Concomitant therapy with medicinal products that are contraindicated during treatment with ketoconazole and resulting in potentially life-threatening adverse reactions:
CYP3A4 metabolised HMG-CoA reductase inhibitors (e.g. simvastatin, atorvastatin and lovastatin) due to an increased risk of skeletal muscle toxicity including rhabdomyolysis.
Concomitant therapy with eplerenone due to an increased risk of hyperkalemia and hypotension.
Substances that may have their plasma concentrations increased and have QT prolonging potential : methadone, disopyramide, quinidine, dronedarone, pimozide, sertindole, saquinavir (saquinavir/ritonavir 1000/100 mg bid), ranolazine, mizolastine, halofantrine; dabigatran due to an increased bleeding.
Concomitant therapy with triazolam, oral midazolam and alprazolam due to potential for prolonged or increased sedation and respiratory depression.
Concomitant therapy with ergot alkaloids (e.g. dihydroergotamine, ergometrine (ergonovine), ergotamine and methylergometrine (methylergonovine) due to an increased risk of ergotism and other serious vasospastic adverse reactions .
Concomitant therapy with lurasidone.
Concomitant therapy with quetiapine due to an increased risk of toxicity.
Concomitant therapy with telithromycin and clarithromycin in patients with severe renal impairment due to an increased risk of hepatotoxicity and QT interval prolongation.
Concomitant therapy with felodipine, nisoldipine due to an increased risk of oedema and congestive heart failure.
Concomitant therapy with colchicine in patients with renal impairment due to an increased risk of severe adverse reactions.

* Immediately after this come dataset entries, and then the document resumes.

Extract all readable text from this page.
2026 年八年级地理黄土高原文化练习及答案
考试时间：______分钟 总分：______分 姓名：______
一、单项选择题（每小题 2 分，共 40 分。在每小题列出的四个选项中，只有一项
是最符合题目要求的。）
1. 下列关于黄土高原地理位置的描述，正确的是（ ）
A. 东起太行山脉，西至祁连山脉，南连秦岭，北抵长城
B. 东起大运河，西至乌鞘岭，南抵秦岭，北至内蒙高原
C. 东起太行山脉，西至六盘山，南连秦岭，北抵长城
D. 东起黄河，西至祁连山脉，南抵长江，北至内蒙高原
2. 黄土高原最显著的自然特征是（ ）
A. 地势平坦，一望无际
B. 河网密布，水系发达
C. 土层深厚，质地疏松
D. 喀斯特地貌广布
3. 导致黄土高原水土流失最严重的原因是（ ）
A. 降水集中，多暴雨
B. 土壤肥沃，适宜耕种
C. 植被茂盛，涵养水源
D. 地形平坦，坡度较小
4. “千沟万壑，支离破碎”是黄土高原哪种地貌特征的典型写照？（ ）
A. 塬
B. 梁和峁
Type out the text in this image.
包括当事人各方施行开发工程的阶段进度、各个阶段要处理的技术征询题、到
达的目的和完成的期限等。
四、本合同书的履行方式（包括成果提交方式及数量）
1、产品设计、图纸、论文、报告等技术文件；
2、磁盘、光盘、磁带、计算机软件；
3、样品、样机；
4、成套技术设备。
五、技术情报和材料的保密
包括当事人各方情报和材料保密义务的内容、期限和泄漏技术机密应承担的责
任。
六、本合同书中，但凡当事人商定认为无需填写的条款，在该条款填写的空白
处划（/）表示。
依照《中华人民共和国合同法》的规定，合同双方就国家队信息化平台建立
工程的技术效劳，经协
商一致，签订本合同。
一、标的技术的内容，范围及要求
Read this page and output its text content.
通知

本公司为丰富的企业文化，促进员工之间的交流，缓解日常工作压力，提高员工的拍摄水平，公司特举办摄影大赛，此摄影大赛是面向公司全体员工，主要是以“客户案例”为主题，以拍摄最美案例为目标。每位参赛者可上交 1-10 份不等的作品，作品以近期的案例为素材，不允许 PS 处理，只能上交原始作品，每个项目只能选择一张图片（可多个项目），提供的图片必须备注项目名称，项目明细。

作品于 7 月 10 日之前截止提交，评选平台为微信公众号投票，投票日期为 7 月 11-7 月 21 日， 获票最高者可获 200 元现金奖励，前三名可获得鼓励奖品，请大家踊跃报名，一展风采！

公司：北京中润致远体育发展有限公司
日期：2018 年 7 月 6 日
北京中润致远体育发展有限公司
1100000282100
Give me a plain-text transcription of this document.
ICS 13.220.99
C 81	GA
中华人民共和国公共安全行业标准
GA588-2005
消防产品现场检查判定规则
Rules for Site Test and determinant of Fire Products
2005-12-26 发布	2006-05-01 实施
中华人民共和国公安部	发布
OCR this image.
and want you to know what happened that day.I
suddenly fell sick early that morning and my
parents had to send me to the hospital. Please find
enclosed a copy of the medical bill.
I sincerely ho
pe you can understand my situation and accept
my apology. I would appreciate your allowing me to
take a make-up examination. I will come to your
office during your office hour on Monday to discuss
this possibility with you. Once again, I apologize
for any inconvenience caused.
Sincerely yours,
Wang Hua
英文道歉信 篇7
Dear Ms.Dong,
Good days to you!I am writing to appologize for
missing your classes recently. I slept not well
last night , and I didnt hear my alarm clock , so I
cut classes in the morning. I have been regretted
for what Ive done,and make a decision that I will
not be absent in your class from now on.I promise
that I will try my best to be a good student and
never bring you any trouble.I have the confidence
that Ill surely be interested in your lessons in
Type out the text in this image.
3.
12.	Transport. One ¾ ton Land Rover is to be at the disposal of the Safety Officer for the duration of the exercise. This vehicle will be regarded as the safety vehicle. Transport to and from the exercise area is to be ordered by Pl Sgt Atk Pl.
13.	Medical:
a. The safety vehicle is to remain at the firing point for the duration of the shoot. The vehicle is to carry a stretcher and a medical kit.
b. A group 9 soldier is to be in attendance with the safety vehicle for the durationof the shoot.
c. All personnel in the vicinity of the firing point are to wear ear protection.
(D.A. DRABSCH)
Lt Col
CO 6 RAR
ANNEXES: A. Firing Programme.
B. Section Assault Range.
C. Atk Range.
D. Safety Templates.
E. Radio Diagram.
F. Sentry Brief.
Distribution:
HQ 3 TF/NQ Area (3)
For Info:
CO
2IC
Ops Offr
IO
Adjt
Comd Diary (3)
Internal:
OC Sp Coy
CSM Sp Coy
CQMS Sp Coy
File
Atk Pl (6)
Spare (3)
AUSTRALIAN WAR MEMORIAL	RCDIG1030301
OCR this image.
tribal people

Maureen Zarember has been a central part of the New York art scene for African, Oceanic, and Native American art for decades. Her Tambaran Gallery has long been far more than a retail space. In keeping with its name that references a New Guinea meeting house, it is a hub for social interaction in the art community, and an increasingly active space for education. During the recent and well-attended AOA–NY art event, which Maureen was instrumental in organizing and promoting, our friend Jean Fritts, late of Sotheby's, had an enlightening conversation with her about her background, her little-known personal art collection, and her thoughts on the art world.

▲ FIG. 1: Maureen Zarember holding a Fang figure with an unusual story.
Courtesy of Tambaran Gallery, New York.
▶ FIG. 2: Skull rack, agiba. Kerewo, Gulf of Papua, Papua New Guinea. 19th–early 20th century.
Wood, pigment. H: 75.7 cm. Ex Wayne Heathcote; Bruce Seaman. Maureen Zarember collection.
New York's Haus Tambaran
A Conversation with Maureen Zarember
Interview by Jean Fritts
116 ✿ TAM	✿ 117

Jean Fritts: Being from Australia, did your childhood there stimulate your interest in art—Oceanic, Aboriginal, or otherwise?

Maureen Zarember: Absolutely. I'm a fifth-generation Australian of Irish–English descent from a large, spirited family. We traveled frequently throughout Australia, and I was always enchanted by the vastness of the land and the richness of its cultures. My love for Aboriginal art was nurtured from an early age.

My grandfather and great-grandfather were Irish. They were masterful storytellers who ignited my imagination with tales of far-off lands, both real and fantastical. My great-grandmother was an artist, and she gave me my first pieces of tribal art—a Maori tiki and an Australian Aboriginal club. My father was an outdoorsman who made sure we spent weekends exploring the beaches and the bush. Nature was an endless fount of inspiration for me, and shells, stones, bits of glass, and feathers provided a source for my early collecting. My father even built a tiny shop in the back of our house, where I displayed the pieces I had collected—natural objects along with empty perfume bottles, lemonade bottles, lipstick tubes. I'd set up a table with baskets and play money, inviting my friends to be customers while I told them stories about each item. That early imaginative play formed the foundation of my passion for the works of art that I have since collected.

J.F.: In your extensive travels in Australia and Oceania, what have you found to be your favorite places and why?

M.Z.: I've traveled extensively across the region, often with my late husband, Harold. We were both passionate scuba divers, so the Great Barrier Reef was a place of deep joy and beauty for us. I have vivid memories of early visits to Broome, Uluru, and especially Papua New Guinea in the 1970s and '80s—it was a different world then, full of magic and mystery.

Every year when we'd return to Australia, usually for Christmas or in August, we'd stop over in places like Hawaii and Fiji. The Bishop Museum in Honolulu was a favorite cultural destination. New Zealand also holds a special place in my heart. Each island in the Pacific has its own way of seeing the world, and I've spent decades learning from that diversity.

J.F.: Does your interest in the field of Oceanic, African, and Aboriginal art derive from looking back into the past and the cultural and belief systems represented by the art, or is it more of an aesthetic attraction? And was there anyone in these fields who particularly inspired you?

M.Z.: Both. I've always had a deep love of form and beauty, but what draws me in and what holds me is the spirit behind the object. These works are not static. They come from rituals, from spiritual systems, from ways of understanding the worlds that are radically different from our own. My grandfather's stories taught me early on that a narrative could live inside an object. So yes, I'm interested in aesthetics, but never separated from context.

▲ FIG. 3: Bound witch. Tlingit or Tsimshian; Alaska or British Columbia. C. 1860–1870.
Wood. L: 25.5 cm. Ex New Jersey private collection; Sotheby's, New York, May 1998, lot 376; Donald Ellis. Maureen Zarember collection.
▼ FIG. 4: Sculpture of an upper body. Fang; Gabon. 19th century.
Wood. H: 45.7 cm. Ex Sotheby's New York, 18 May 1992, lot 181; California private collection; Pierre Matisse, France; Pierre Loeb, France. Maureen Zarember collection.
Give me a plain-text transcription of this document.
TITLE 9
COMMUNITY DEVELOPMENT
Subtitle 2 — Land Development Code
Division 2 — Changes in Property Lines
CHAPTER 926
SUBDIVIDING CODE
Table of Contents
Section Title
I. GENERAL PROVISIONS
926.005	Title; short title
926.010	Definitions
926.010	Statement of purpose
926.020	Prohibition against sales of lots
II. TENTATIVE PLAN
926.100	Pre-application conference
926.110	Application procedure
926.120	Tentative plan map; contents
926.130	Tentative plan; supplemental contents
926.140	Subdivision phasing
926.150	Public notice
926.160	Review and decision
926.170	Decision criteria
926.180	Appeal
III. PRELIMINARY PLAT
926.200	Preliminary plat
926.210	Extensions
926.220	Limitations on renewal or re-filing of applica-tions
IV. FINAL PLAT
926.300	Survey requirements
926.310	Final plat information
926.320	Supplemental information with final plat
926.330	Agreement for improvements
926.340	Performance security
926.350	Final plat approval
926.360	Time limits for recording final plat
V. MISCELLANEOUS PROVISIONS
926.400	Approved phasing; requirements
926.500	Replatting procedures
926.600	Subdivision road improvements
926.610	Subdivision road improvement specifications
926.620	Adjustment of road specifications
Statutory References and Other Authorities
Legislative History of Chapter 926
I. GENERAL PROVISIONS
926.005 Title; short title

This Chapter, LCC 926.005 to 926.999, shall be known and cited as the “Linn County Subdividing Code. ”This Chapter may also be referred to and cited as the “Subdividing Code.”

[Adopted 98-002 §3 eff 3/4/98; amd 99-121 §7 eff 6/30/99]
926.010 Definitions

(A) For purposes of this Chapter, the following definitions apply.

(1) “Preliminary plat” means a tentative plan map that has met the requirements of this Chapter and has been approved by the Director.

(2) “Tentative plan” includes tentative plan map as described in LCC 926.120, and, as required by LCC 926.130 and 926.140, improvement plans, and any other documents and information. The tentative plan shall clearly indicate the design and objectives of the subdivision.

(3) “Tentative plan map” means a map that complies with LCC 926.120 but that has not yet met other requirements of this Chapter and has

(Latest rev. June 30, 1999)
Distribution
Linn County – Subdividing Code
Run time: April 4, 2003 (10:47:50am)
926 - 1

Concomitant therapy with irinotecan due to an alteration of the metabolism of this medicinal product.
Concomitant therapy with everolimus, sirolimus (also known as rapamycin) due to an increase of the plasma concentrations of these medicinal products.
Concomitant therapy with vardenafil in men older than 75-years due to increased risk of adverse reactions
Concomitant therapy with paritaprevir/ombitasvir (ritonavir) due to increased risk of adverse reactions.
Concomitant therapy with fesoterodine and solifenacin in patients with renal impairment.
Concomitant therapy with tolvaptan used for a specific disease called “syndrome of inappropriate antidiuretic hormone secretion”.
See prescribing information for full details.

Pregnancy
There are no or limited amount of data from the use of Ketoconazole HRA in pregnant women. See prescribing information for full details.
Lactation
Since ketoconazole is excreted in the milk, mothers who are under treatment must not breast-feed whilst being treated with Ketoconazole. See prescribing information for full details.

There is no known antidote to ketoconazole. The maximal dose that was used for treatment of Cushing’s syndrome is 1,600 mg/day.
In the event of accidental overdose, treatment consists of supportive measures. Within the first hour after ingestion gastric lavage may be performed. Activated charcoal may be given if considered appropriate.
In the case of signs suggestive of an adrenal insufficiency, in addition to the general measures to eliminate the medicinal product and reduce its absorption, a 100 mg dose of hydrocortisone should be administered at once, together with saline and glucose infusions. Close surveillance will be necessary: blood pressure and fluid and electrolyte balance should be monitored for a few days.